Außerdem mußte der Maßnahmenbeginn für einige Förderanträge abgewartet werden. Nicht überall konnten wir also gleich anfangen zu bauen.

Die am Bau Beteiligten
Auf der Baustelle war immer viel Leben: zahlreiche Menschen unterschiedlicher Herkunft. Es fanden mehrere internationale Work-Camps statt und die Beschäftigungs- und Qualifizierungsgesellschaft (BQ) des Landkreises war mit ihren überwiegend aus Osteuropa stammenden Beschäftigen bei den Bauarbeiten von Anfang an präsent.
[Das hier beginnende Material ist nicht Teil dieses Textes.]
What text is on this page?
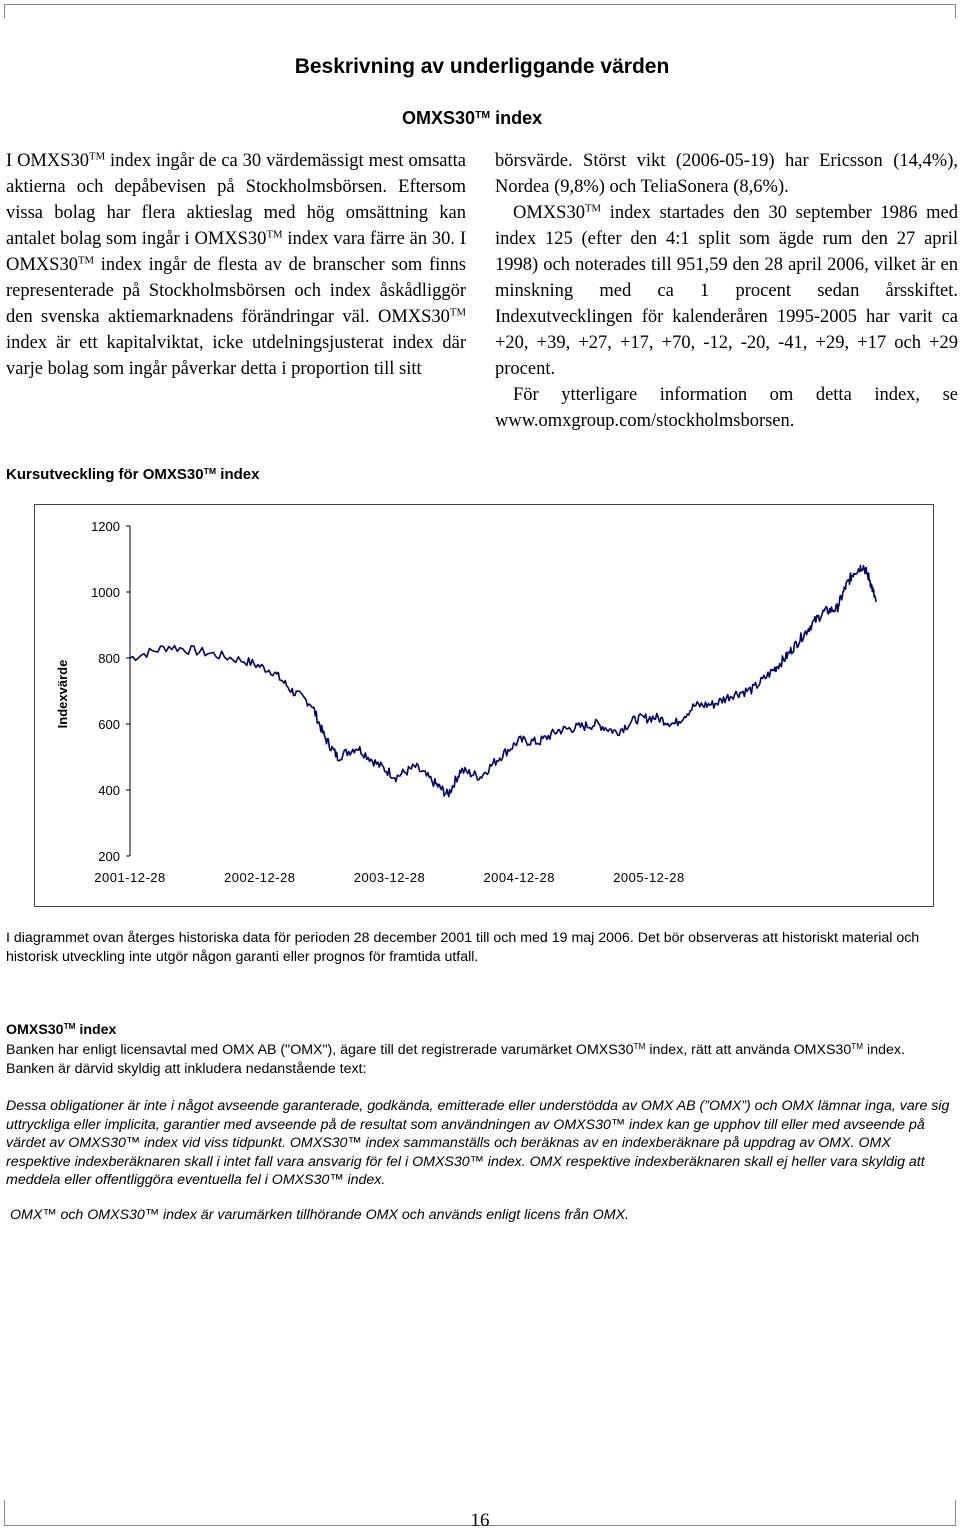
Beskrivning av underliggande värden
OMXS30™ index

I OMXS30™ index ingår de ca 30 värdemässigt mest omsatta aktierna och depåbevisen på Stockholmsbörsen. Eftersom vissa bolag har flera aktieslag med hög omsättning kan antalet bolag som ingår i OMXS30™ index vara färre än 30. I OMXS30™ index ingår de flesta av de branscher som finns representerade på Stockholmsbörsen och index åskådliggör den svenska aktiemarknadens förändringar väl. OMXS30™ index är ett kapitalviktat, icke utdelningsjusterat index där varje bolag som ingår påverkar detta i proportion till sitt

börsvärde. Störst vikt (2006-05-19) har Ericsson (14,4%), Nordea (9,8%) och TeliaSonera (8,6%).

OMXS30™ index startades den 30 september 1986 med index 125 (efter den 4:1 split som ägde rum den 27 april 1998) och noterades till 951,59 den 28 april 2006, vilket är en minskning med ca 1 procent sedan årsskiftet. Indexutvecklingen för kalenderåren 1995-2005 har varit ca +20, +39, +27, +17, +70, -12, -20, -41, +29, +17 och +29 procent.

För ytterligare information om detta index, se www.omxgroup.com/stockholmsborsen.

Kursutveckling för OMXS30™ index
1200
1000
800
600
400
200
2001-12-28	2002-12-28	2003-12-28	2004-12-28	2005-12-28
Indexvärde
I diagrammet ovan återges historiska data för perioden 28 december 2001 till och med 19 maj 2006. Det bör observeras att historiskt material och historisk utveckling inte utgör någon garanti eller prognos för framtida utfall.
OMXS30™ index
Banken har enligt licensavtal med OMX AB ("OMX"), ägare till det registrerade varumärket OMXS30™ index, rätt att använda OMXS30™ index. Banken är därvid skyldig att inkludera nedanstående text:
Dessa obligationer är inte i något avseende garanterade, godkända, emitterade eller understödda av OMX AB (”OMX”) och OMX lämnar inga, vare sig uttryckliga eller implicita, garantier med avseende på de resultat som användningen av OMXS30™ index kan ge upphov till eller med avseende på värdet av OMXS30™ index vid viss tidpunkt. OMXS30™ index sammanställs och beräknas av en indexberäknare på uppdrag av OMX. OMX respektive indexberäknaren skall i intet fall vara ansvarig för fel i OMXS30™ index. OMX respektive indexberäknaren skall ej heller vara skyldig att meddela eller offentliggöra eventuella fel i OMXS30™ index.
OMX™ och OMXS30™ index är varumärken tillhörande OMX och används enligt licens från OMX.
16
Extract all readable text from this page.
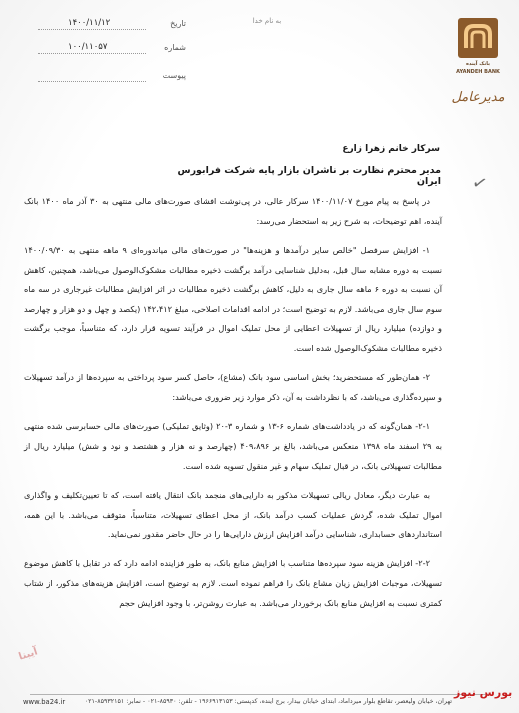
به نام خدا
تاریخ
۱۴۰۰/۱۱/۱۲
شماره
۱۰۰/۱۱۰۵۷
پیوست
بانک آینده
AYANDEH BANK
مدیرعامل
✓
سرکار خانم زهرا زارع
مدیر محترم نظارت بر ناشران بازار پایه شرکت فرابورس ایران

در پاسخ به پیام مورخ ۱۴۰۰/۱۱/۰۷ سرکار عالی، در پی‌نوشت افشای صورت‌های مالی منتهی به ۳۰ آذر ماه ۱۴۰۰ بانک آینده، اهم توضیحات، به شرح زیر به استحضار می‌رسد:

۱- افزایش سرفصل "خالص سایر درآمدها و هزینه‌ها" در صورت‌های مالی میاندوره‌ای ۹ ماهه منتهی به ۱۴۰۰/۰۹/۳۰ نسبت به دوره مشابه سال قبل، به‌دلیل شناسایی درآمد برگشت ذخیره مطالبات مشکوک‌الوصول می‌باشد، همچنین، کاهش آن نسبت به دوره ۶ ماهه سال جاری به دلیل، کاهش برگشت ذخیره مطالبات در اثر افزایش مطالبات غیرجاری در سه ماه سوم سال جاری می‌باشد. لازم به توضیح است؛ در ادامه اقدامات اصلاحی، مبلغ ۱۴۲،۴۱۲ (یکصد و چهل و دو هزار و چهارصد و دوازده) میلیارد ریال از تسهیلات اعطایی از محل تملیک اموال در فرآیند تسویه قرار دارد، که متناسباً، موجب برگشت ذخیره مطالبات مشکوک‌الوصول شده است.

۲- همان‌طور که مستحضرید؛ بخش اساسی سود بانک (مشاع)، حاصل کسر سود پرداختی به سپرده‌ها از درآمد تسهیلات و سپرده‌گذاری می‌باشد، که با نظرداشت به آن، ذکر موارد زیر ضروری می‌باشد:

۲-۱- همان‌گونه که در یادداشت‌های شماره ۶-۱۳ و شماره ۳-۲۰ (وثایق تملیکی) صورت‌های مالی حسابرسی شده منتهی به ۲۹ اسفند ماه ۱۳۹۸ منعکس می‌باشد، بالغ بر ۴۰۹،۸۹۶ (چهارصد و نه هزار و هشتصد و نود و شش) میلیارد ریال از مطالبات تسهیلاتی بانک، در قبال تملیک سهام و غیر منقول تسویه شده است.

به عبارت دیگر، معادل ریالی تسهیلات مذکور به دارایی‌های منجمد بانک انتقال یافته است، که تا تعیین‌تکلیف و واگذاری اموال تملیک شده، گردش عملیات کسب درآمد بانک، از محل اعطای تسهیلات، متناسباً، متوقف می‌باشد. با این همه، استانداردهای حسابداری، شناسایی درآمد افزایش ارزش دارایی‌ها را در حال حاضر مقدور نمی‌نماید.

۲-۲- افزایش هزینه سود سپرده‌ها متناسب با افزایش منابع بانک، به طور فزاینده ادامه دارد که در تقابل با کاهش موضوع تسهیلات، موجبات افزایش زیان مشاع بانک را فراهم نموده است. لازم به توضیح است، افزایش هزینه‌های مذکور، از شتاب کمتری نسبت به افزایش منابع بانک برخوردار می‌باشد. به عبارت روشن‌تر، با وجود افزایش حجم

آیبنا
تهران، خیابان ولیعصر، تقاطع بلوار میرداماد، ابتدای خیابان بیدار، برج آینده، کدپستی: ۱۹۶۶۹۱۳۱۵۳ - تلفن: ۸۵۹۳۰-۰۲۱ - نمابر: ۸۵۹۳۲۱۵۱-۰۲۱
www.ba24.ir
بورس نیوز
Diese Unterstützung war unverzichtbar!
Bemerkenswert war auch der ungewöhnlich hohe Frauenanteil auf der Baustelle. Als sozialen Treffraum gab es eine provisorische Bauküche und bei schönem Wetter wurde gerne gemeinsam im Freien Pause gemacht.
Es gab aber auch eine hohe Fluktuation unter den hier Arbeitenden. Viele der am Ökozentrum beteiligten Bauleute waren nur für kurze Zeit am Bau oder nur 2 Tage die Woche beschäftigt. Bei der Teamorganisation gab es große Reibungsverluste.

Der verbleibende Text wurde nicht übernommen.